Лето 1958 г. Соболевы проводили у родителей Татьяны в небольшом городе Озёры на юго-востоке Московской области. В один из июльских дней Соболев услышал информацию радио ГДР об открытии мемориала Второй мировой войны – “Бухенвальд”. Там, близ города Веймар в Тюрингии, в 1937–1945 гг. находился один из крупнейших фашистских концлагерей, в котором погибло 56 тыс. узников, в том числе десятки тысяч евреев, и который был освобожден 13 апреля 1945 г. американской армией (надо сказать, что за два дня до прихода американцев в лагере вспыхнуло восстание, в результате которого заключенные сумели перехватить контроль над лагерем у отступавших соединений гитлеровцев). В сообщении, услышанном Соболевым, говорилось, что между скорбных построек бывшего фашистского лагеря смерти на средства, собранные населением ГДР, возведена башня, увенчанная колоколом. Звон колокола должен постоянно напоминать об общечеловеческой трагедии, о жертвах фашизма и войны. Эту информацию Соболев воспринял как ощутимый удар по сознанию. Она дошла не только до ушей, но до сердца поэта, знавшего войну не по сводкам Совинформбюро. Потом он рассказывал, что тогда будто бы услышал, увидел внутренним взором: раскачивается на многометровой башне массивный колокол, плывут в безграничном пространстве над планетой размеренные гулкие звуки... Они слышны в разных странах Земли как знак беды, знак тревоги... Поэт понял, что, если через 13 лет после окончания войны, унесшей миллионы жизней, начинает звучать колокол Бухенвальда, значит, в мире, обладающем уже сверхмощным оружием массового уничтожения (нестираема память о Хиросиме и Нагасаки!), неспокойно, обостряется предчувствие новой общечеловеческой бойни. Мир опять на пороге войны, быть может последней в истории человечества... И опасения и тревога поэта за судьбы мира справедливы и – увы! – обоснованны. Значит, время бить в набат!
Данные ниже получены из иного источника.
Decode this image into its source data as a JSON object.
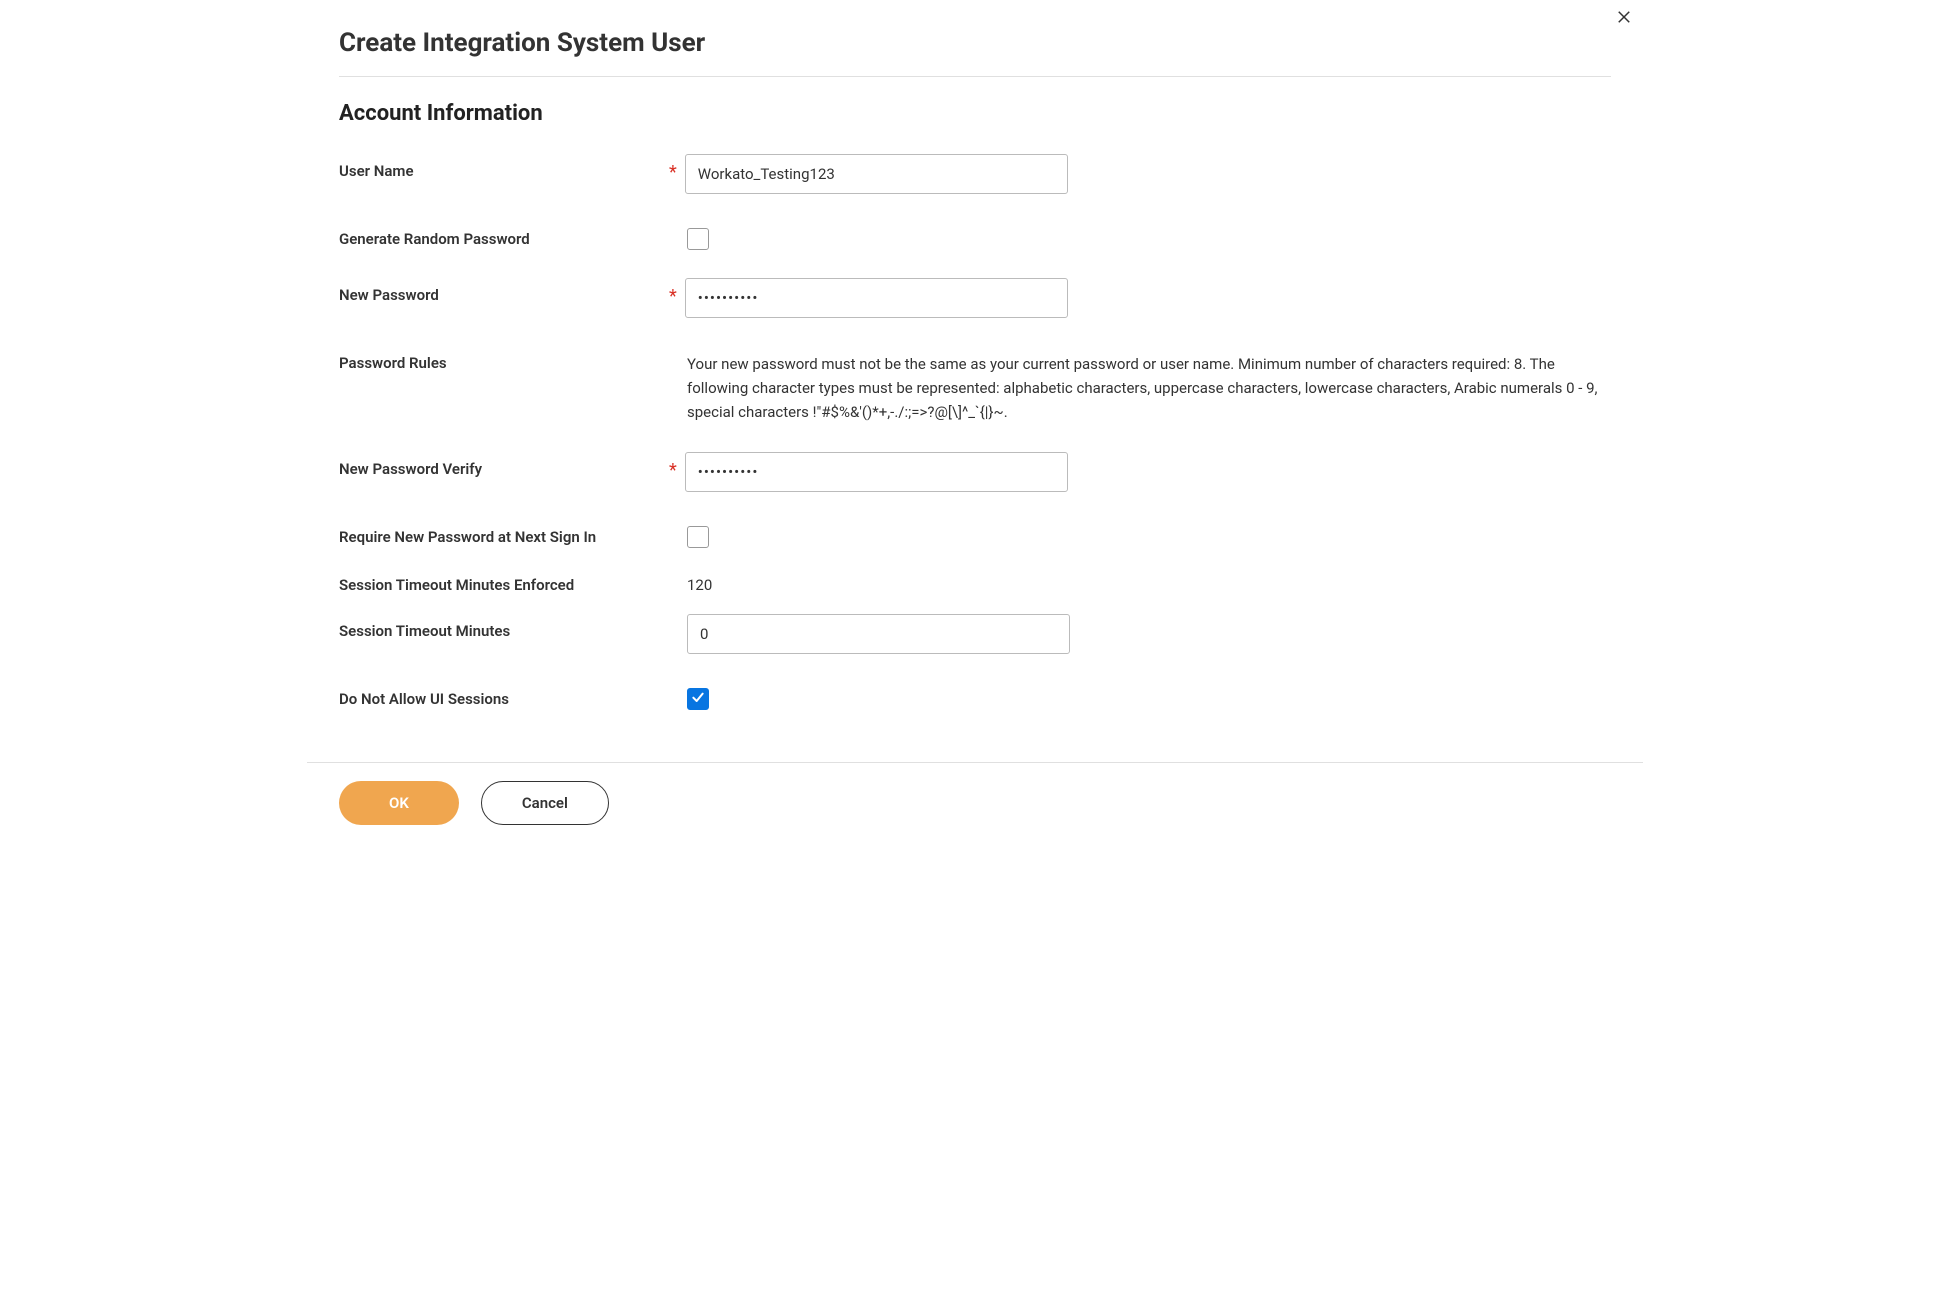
{
  "dialog": {
    "title": "Create Integration System User",
    "section_title": "Account Information"
  },
  "form": {
    "username": {
      "label": "User Name",
      "value": "Workato_Testing123",
      "required": true
    },
    "generate_random": {
      "label": "Generate Random Password",
      "checked": false
    },
    "new_password": {
      "label": "New Password",
      "value": "••••••••••",
      "required": true
    },
    "password_rules": {
      "label": "Password Rules",
      "text": "Your new password must not be the same as your current password or user name. Minimum number of characters required: 8. The following character types must be represented: alphabetic characters, uppercase characters, lowercase characters, Arabic numerals 0 - 9, special characters !\"#$%&'()*+,-./:;=>?@[\\]^_`{|}~."
    },
    "new_password_verify": {
      "label": "New Password Verify",
      "value": "••••••••••",
      "required": true
    },
    "require_new_password": {
      "label": "Require New Password at Next Sign In",
      "checked": false
    },
    "session_timeout_enforced": {
      "label": "Session Timeout Minutes Enforced",
      "value": "120"
    },
    "session_timeout": {
      "label": "Session Timeout Minutes",
      "value": "0"
    },
    "no_ui_sessions": {
      "label": "Do Not Allow UI Sessions",
      "checked": true
    }
  },
  "buttons": {
    "ok": "OK",
    "cancel": "Cancel"
  }
}
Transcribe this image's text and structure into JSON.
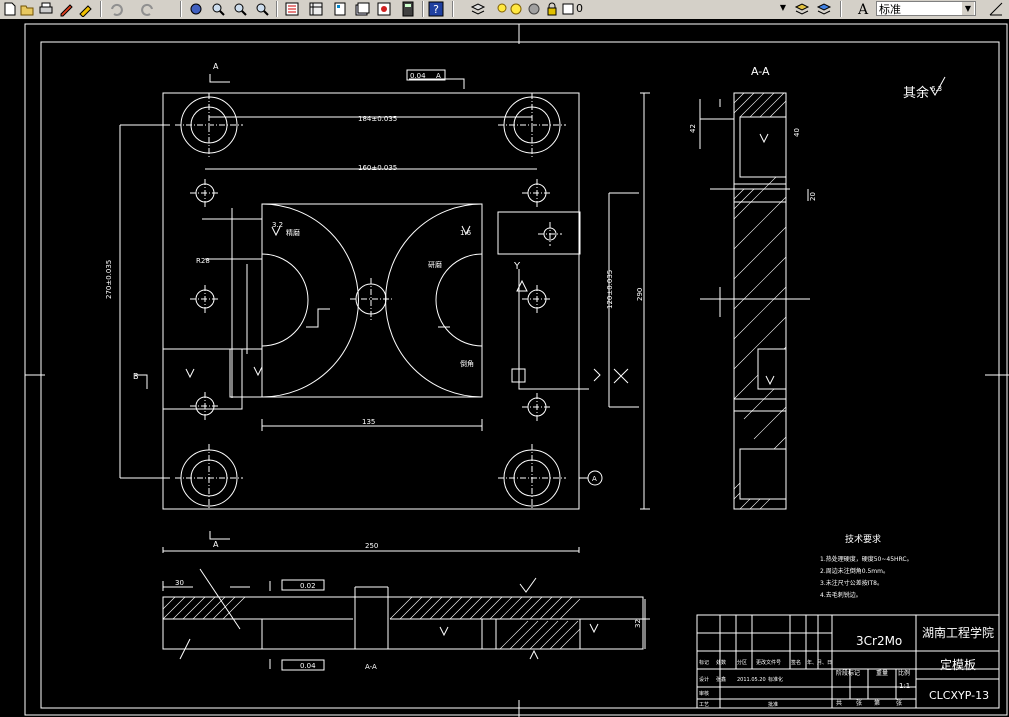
{
  "toolbar": {
    "icons": [
      "new-icon",
      "open-icon",
      "draw-icon",
      "match-properties-icon",
      "undo-icon",
      "redo-icon",
      "pan-icon",
      "zoom-realtime-icon",
      "zoom-window-icon",
      "zoom-previous-icon",
      "properties-icon",
      "design-center-icon",
      "tool-palettes-icon",
      "sheet-set-icon",
      "markup-icon",
      "calculator-icon",
      "help-icon",
      "layer-manager-icon",
      "layer-on-icon",
      "layer-freeze-icon",
      "layer-color-icon",
      "layer-lock-icon"
    ],
    "layer_value": "0",
    "textstyle_value": "标准"
  },
  "drawing": {
    "section_title": "A-A",
    "roughness_note": "其余",
    "roughness_value": "6.3",
    "tech_title": "技术要求",
    "tech_notes": [
      "1.热处理硬度，硬度50~45HRC。",
      "2.周边未注倒角0.5mm。",
      "3.未注尺寸公差按IT8。",
      "4.去毛刺锐边。"
    ],
    "material": "3Cr2Mo",
    "school": "湖南工程学院",
    "part_name": "定模板",
    "drawing_no": "CLCXYP-13",
    "scale": "1:1",
    "scale_header": "比例",
    "tb_headers": [
      "阶段标记",
      "重量"
    ],
    "tb_footer": [
      "共",
      "张",
      "第",
      "张"
    ],
    "tb_left": [
      "标记",
      "处数",
      "分区",
      "更改文件号",
      "签名",
      "年、月、日"
    ],
    "tb_left2": [
      "设计",
      "张鑫",
      "2011.05.20",
      "标准化"
    ],
    "tb_left3": [
      "审核"
    ],
    "tb_left4": [
      "工艺",
      "批准"
    ],
    "dims": {
      "top1": "184±0.035",
      "top2": "160±0.035",
      "left_v": "270±0.035",
      "right_v": "120±0.035",
      "overall_v": "290",
      "bottom": "250",
      "inner_w": "135",
      "radius": "R28",
      "r_label1": "1.6",
      "r_label2": "3.2",
      "side_t": "42",
      "side_h1": "40",
      "side_h2": "20",
      "bot_30": "30",
      "bot_h": "32"
    },
    "markers": {
      "a_label": "A",
      "b_label": "B",
      "y_label": "Y",
      "x_label": "X",
      "datum": "A"
    },
    "gdt": [
      "0.04",
      "A",
      "0.02",
      "0.04"
    ],
    "misc": [
      "精磨",
      "研磨",
      "倒角",
      "A-A"
    ]
  }
}
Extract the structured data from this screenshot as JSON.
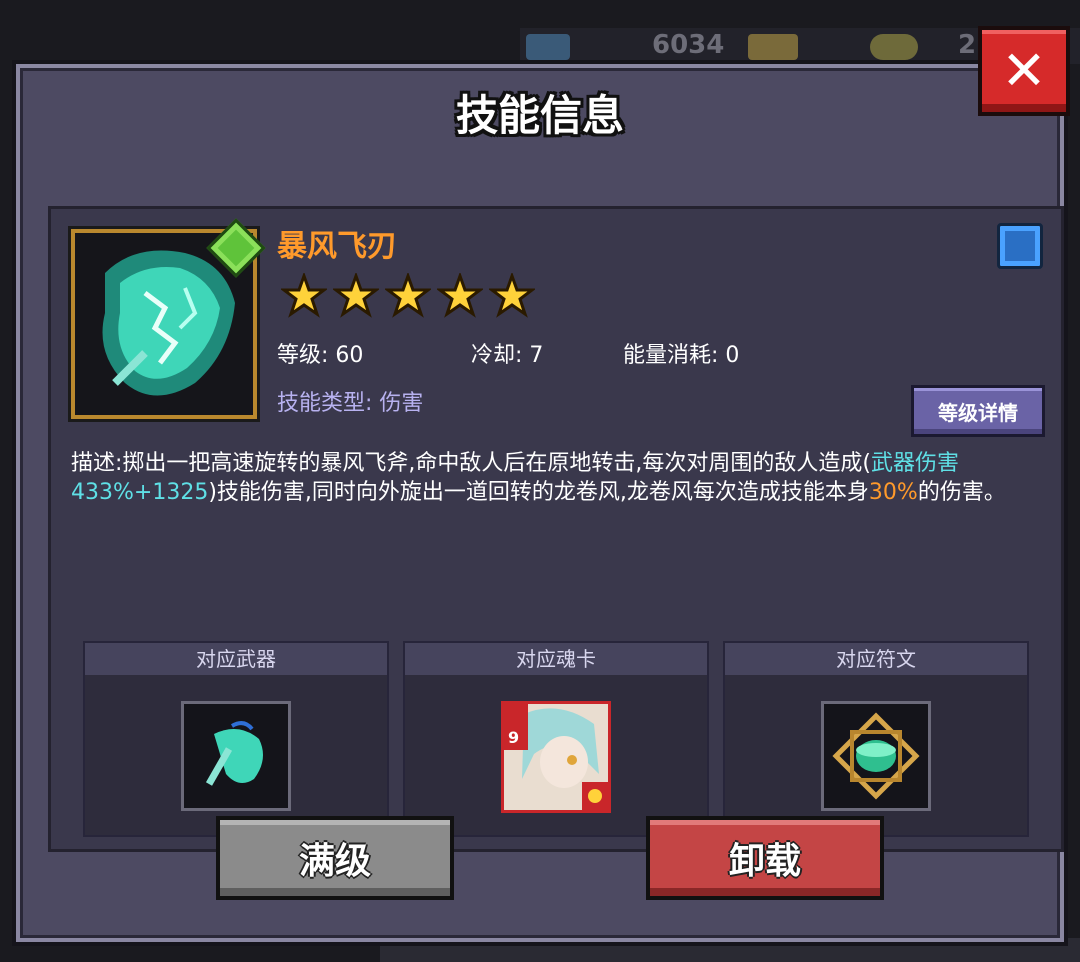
{
  "background": {
    "resource_value": "6034",
    "other_value": "2"
  },
  "dialog": {
    "title": "技能信息",
    "close_label": "✕"
  },
  "skill": {
    "name": "暴风飞刃",
    "stars": 5,
    "level_label": "等级:",
    "level": "60",
    "cooldown_label": "冷却:",
    "cooldown": "7",
    "energy_label": "能量消耗:",
    "energy": "0",
    "type_label": "技能类型:",
    "type": "伤害",
    "detail_button": "等级详情",
    "description": {
      "part1": "描述:掷出一把高速旋转的暴风飞斧,命中敌人后在原地转击,每次对周围的敌人造成(",
      "highlight1": "武器伤害433%+1325",
      "part2": ")技能伤害,同时向外旋出一道回转的龙卷风,龙卷风每次造成技能本身",
      "highlight2": "30%",
      "part3": "的伤害。"
    }
  },
  "slots": {
    "weapon": "对应武器",
    "soul_card": "对应魂卡",
    "rune": "对应符文",
    "card_level": "9"
  },
  "buttons": {
    "max_level": "满级",
    "unload": "卸载"
  },
  "colors": {
    "accent_orange": "#ff9a2b",
    "accent_cyan": "#5fe0e6",
    "panel": "#4d4a62",
    "close_red": "#d62a2a"
  }
}
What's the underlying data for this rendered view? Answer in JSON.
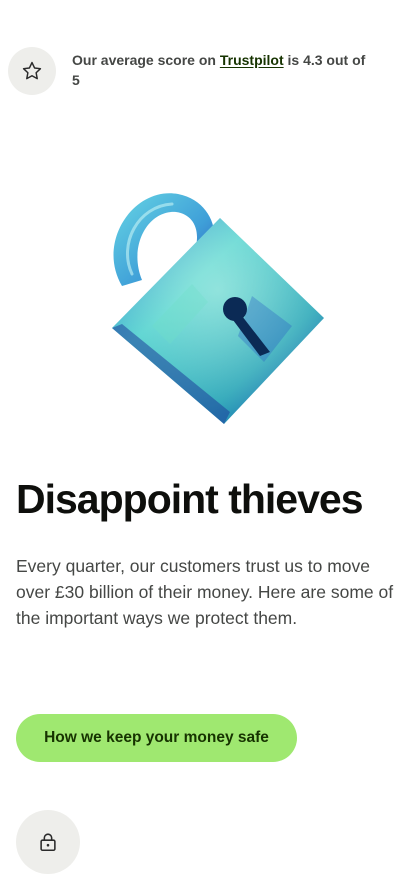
{
  "trust": {
    "icon": "star-icon",
    "prefix": "Our average score on ",
    "link": "Trustpilot",
    "suffix": " is 4.3 out of 5",
    "score": 4.3,
    "max": 5
  },
  "hero": {
    "icon": "padlock-illustration",
    "colors": [
      "#4ec9d8",
      "#2b63c6",
      "#0b2a55"
    ]
  },
  "headline": "Disappoint thieves",
  "body": "Every quarter, our customers trust us to move over £30 billion of their money. Here are some of the important ways we protect them.",
  "cta": {
    "label": "How we keep your money safe",
    "color": "#9fe870"
  },
  "footer_icon": "lock-icon"
}
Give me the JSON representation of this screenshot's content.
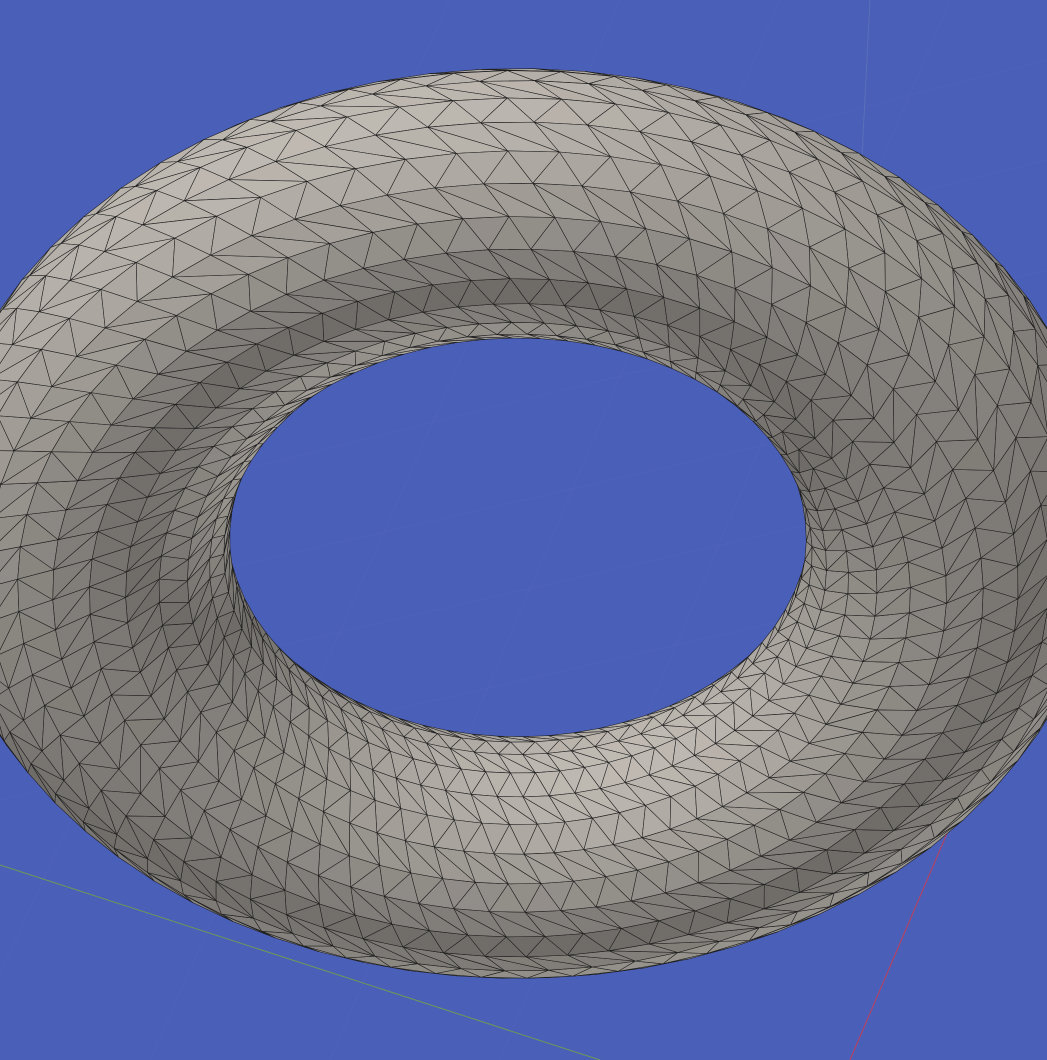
{
  "viewport": {
    "background_color": "#4a5fb8",
    "grid_visible": true,
    "grid_color": "#5566bf",
    "axes": {
      "x_axis_color": "#c0405a",
      "y_axis_color": "#6e9a55",
      "z_axis_color": "#5a70b8"
    },
    "object": {
      "shape": "torus",
      "display_mode": "shaded-with-wireframe",
      "surface_color": "#b3aea7",
      "wire_color": "#1c1c1c",
      "major_segments": 72,
      "minor_segments": 26
    }
  }
}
Так возникла у Соболева идея стихотворения “Бухенвальдский набат”. Начальный вариант – семь строф – был готов через два часа. Потом последовала тщательная доработка стихов, и для публикации были оставлены всего три строфы. В них поэт, бывший фронтовик, “по праву пехотинца рядового, калеченного, мятого войной, от имени всего живого” через границы и головы правительств всех стран напрямик обратился к людям мира со страстным, идущим к сердцу каждого землянина призывом: по зову набата сплотить усилия народов планеты за мир, защиту жизни на Земле, пока еще не поздно… Не допустить новой войны – дело всех и каждого. Отсюда и первые слова стихотворения, слова обращения: “Люди мира!”.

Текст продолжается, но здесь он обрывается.